The steady drip-drip-drip of melting glaciers in the southern canton of Valais is having unexpected, often macabre, results: an increasing emergence of human remains.
At the end of July a mitten, a 40-year-old camera and a human bone were recovered in one location on the spectacular Gorner glacier above Zermatt.
According to Patrick Rovina, a scientific expert with the Valais cantonal police, such discoveries are a growing phenomenon.
"Over recent years with the retreat of the glaciers automatically things inside start appearing," he told swissinfo.ch. "Last year we had five cases with human bones like this one."
Bruno Jelk, head of the rescue services at Air Zermatt, confirmed this trend.
"People tell us they have found bones, old skis, clothes and other objects," he explained, adding that full skeletons have previously been found near the Matterhorn or on the Gorner glacier.
The Gorner glacier shrank by 290 metres between 2007 and 2008, according to scientists at the Federal Institute of Technology in Zurich.
Bones and related objects are found both in high glacier regions as well as lower down in rivers and streams flowing into the Rhône Valley.
Since 1926 some 300 people have disappeared and are officially unaccounted for in canton Valais.
In the upper Valais region disappearances mainly concern the Zermatt and Saas Fee regions, which are extremely popular with tourists and local visitors. In winter some two million people go skiing in Zermatt and 425,000 climb its slopes in summer.
Human remains have also turned up at Evolène, Sanetsch, Trient and Grand-Combin in the lower Valais region.
All three objects discovered at the end of July were found together at 2,500m on the 14-kilometre Gorner glacier on the west side of the Monte Rosa Massif.
"But it doesn't mean they belong to the same person as the bone is quite old. It's possible that it travelled on its own to the other objects," said Rovina.
In January 2009 the remains of two women were discovered at Viège and at Tourtemagne in the Rhône Valley. They belonged to a 72-year-old German tourist who had disappeared in 2001 and a 68-year-old local from Unterems who had vanished in 1973.
But the oldest case the police investigator has dealt with was a father and son who disappeared in 1967.
Bones, including a leg, and a pair of shoes were spat out of a glacier over a period of several months in 2007 and discovered by tourists.
"The glaciers are in movement. Sometimes you find one part and later 50-100 metres lower down you come across another body part," he explained.
To get to the bottom of these high-altitude disappearances, local police are helped by modern DNA identification technology.
The Valais investigators work in close collaboration with the Institute of Forensic Medicine at Bern University and Lausanne University's School of Criminal Justice.
The success of a case often depends on how exposed a bone has been to humidity and sunlight, say the experts.
Whenever a new bone is found under a glacier, the police carefully wrap and store it at optimal conditions to prevent the DNA from decomposing before it is transferred to one of the two centres.
The Valais force also has a huge storeroom in Brig full of old skiing and climbing material found on the slopes, such as boots, skis, clothing, ice axes, crampons, rucksacks and other paraphernalia, which has been carefully catalogued and one day could be useful when solving the case of a missing person.

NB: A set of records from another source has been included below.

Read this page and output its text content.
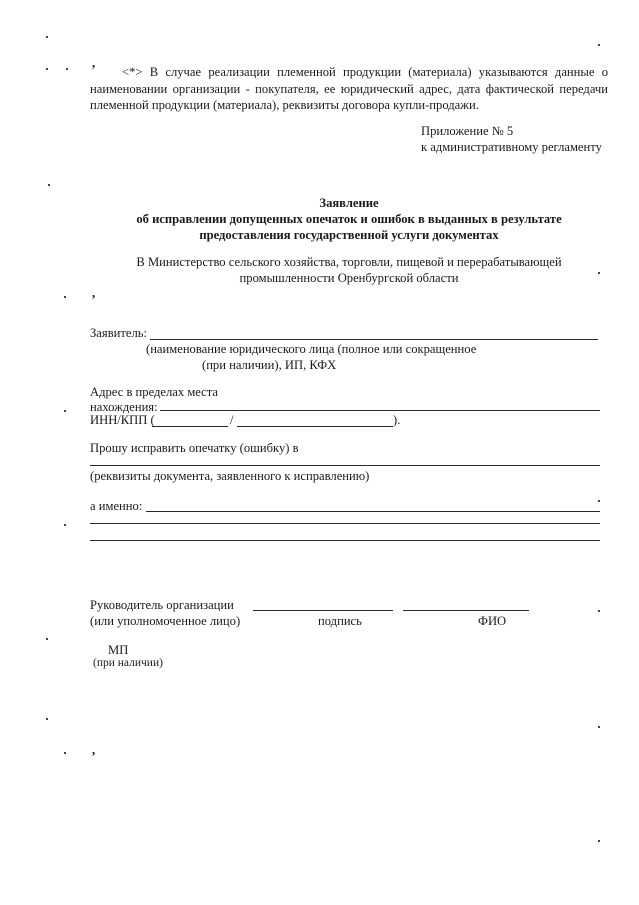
,
,
,
<*> В случае реализации племенной продукции (материала) указываются данные о наименовании организации - покупателя, ее юридический адрес, дата фактической передачи племенной продукции (материала), реквизиты договора купли-продажи.
Приложение № 5
к административному регламенту
Заявление
об исправлении допущенных опечаток и ошибок в выданных в результате
предоставления государственной услуги документах
В Министерство сельского хозяйства, торговли, пищевой и перерабатывающей
промышленности Оренбургской области
Заявитель:
(наименование юридического лица (полное или сокращенное
(при наличии), ИП, КФХ
Адрес в пределах места
нахождения:
ИНН/КПП (	/	).
Прошу исправить опечатку (ошибку) в
(реквизиты документа, заявленного к исправлению)
а именно:
Руководитель организации
(или уполномоченное лицо)	подпись	ФИО
МП
(при наличии)
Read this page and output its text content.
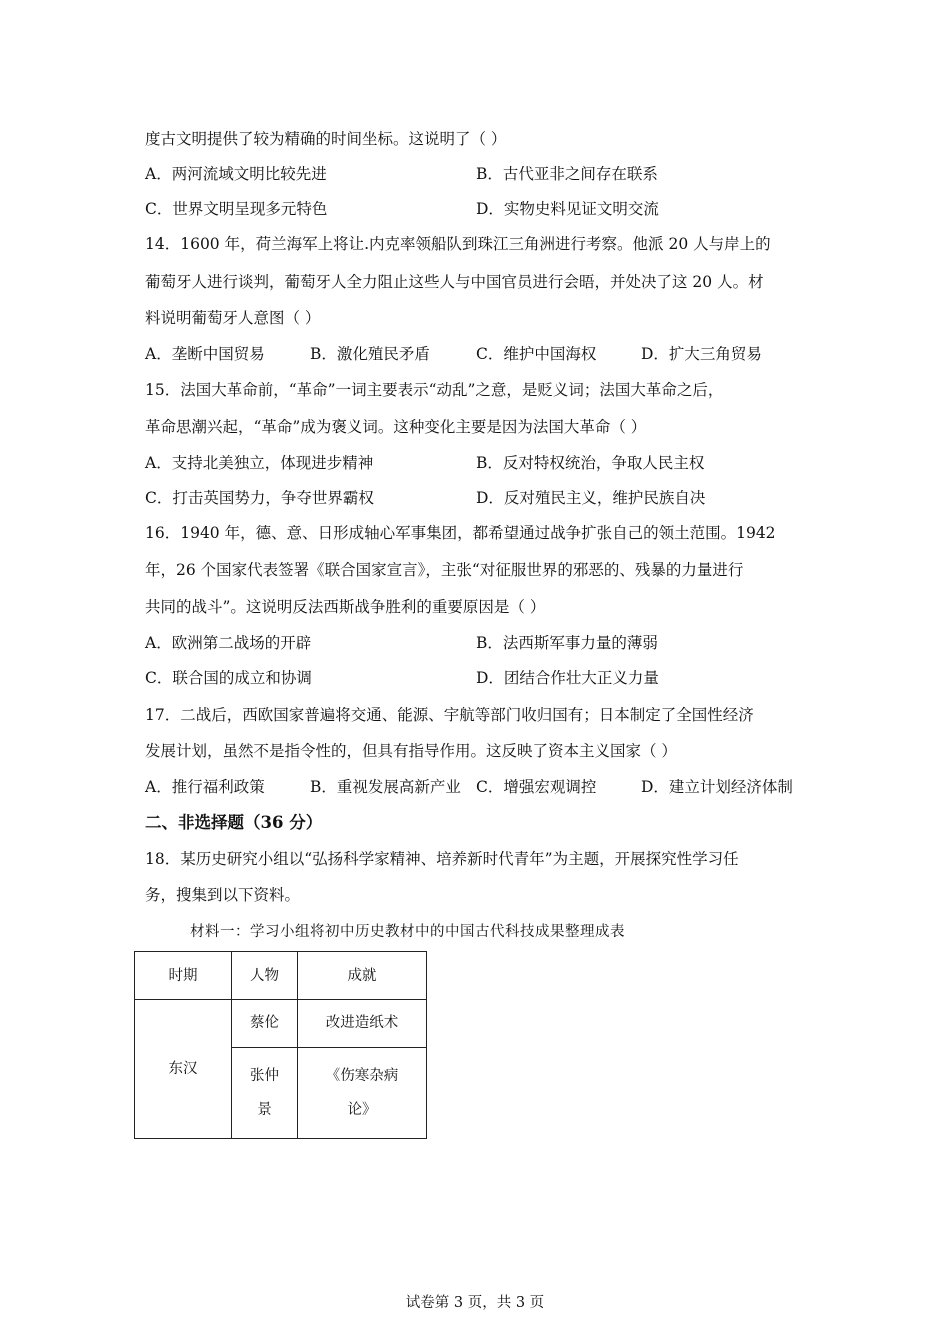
度古文明提供了较为精确的时间坐标。这说明了（ ）
A．两河流域文明比较先进	B．古代亚非之间存在联系
C．世界文明呈现多元特色	D．实物史料见证文明交流
14．1600 年，荷兰海军上将让.内克率领船队到珠江三角洲进行考察。他派 20 人与岸上的
葡萄牙人进行谈判，葡萄牙人全力阻止这些人与中国官员进行会晤，并处决了这 20 人。材
料说明葡萄牙人意图（ ）
A．垄断中国贸易	B．激化殖民矛盾	C．维护中国海权	D．扩大三角贸易
15．法国大革命前，“革命”一词主要表示“动乱”之意，是贬义词；法国大革命之后，
革命思潮兴起，“革命”成为褒义词。这种变化主要是因为法国大革命（ ）
A．支持北美独立，体现进步精神	B．反对特权统治，争取人民主权
C．打击英国势力，争夺世界霸权	D．反对殖民主义，维护民族自决
16．1940 年，德、意、日形成轴心军事集团，都希望通过战争扩张自己的领土范围。1942
年，26 个国家代表签署《联合国家宣言》，主张“对征服世界的邪恶的、残暴的力量进行
共同的战斗”。这说明反法西斯战争胜利的重要原因是（ ）
A．欧洲第二战场的开辟	B．法西斯军事力量的薄弱
C．联合国的成立和协调	D．团结合作壮大正义力量
17．二战后，西欧国家普遍将交通、能源、宇航等部门收归国有；日本制定了全国性经济
发展计划，虽然不是指令性的，但具有指导作用。这反映了资本主义国家（ ）
A．推行福利政策	B．重视发展高新产业 C．增强宏观调控	D．建立计划经济体制
二、非选择题（36 分）
18．某历史研究小组以“弘扬科学家精神、培养新时代青年”为主题，开展探究性学习任
务，搜集到以下资料。
材料一：学习小组将初中历史教材中的中国古代科技成果整理成表
时期	人物	成就
东汉	蔡伦	改进造纸术
	张仲景	《伤寒杂病论》
试卷第 3 页，共 3 页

The old mitten found on the Gorner may well reveal some hidden secrets, says Rovina.
"We'll have to see if there is something inside, perhaps a piece of skin. We need to dry it out thoroughly and then analyse it," he said.
Simon Bradley, swissinfo.ch
Glaciers are large masses of snow, ice and rock debris that accumulate in great quantities and begin to flow outwards and downwards under the pressure of their own weight.
They are formed when yearly snowfall in a region far exceeds the amount of snow and ice that melts in a given summer.
In Switzerland, glaciers play an important role as water reservoirs for hydro-power production (generating 50% of the country's electricity). They are also considered an important tourist attraction.
Glaciers around the globe have been shrinking significantly since the second half of the 19th century, according to the Swiss-based World Glacier Monitoring Service.
It said there were strong glacier retreats in the 1940s, stable or growing conditions around the 1970s, and again increasing rates of ice loss since the mid 1980s.
Under current climate scenarios presented by the Intergovernmental Panel on Climate Change (IPCC), the ongoing trend of worldwide and rapid, if not accelerating, glacier shrinkage...may lead to the deglaciation of large parts of many mountain ranges by the end of the 21st century.
Switzerland's glaciers lost 18% of their surface between 1985 and 2000. In the Alps, the average loss has been 22%. Swiss glaciers are melting more slowly because most are at high altitude.
Meltdown first affects smaller glaciers – which represent 18% of total glacier surface but nearly half the losses incurred – according to a 2004 study from Zurich University.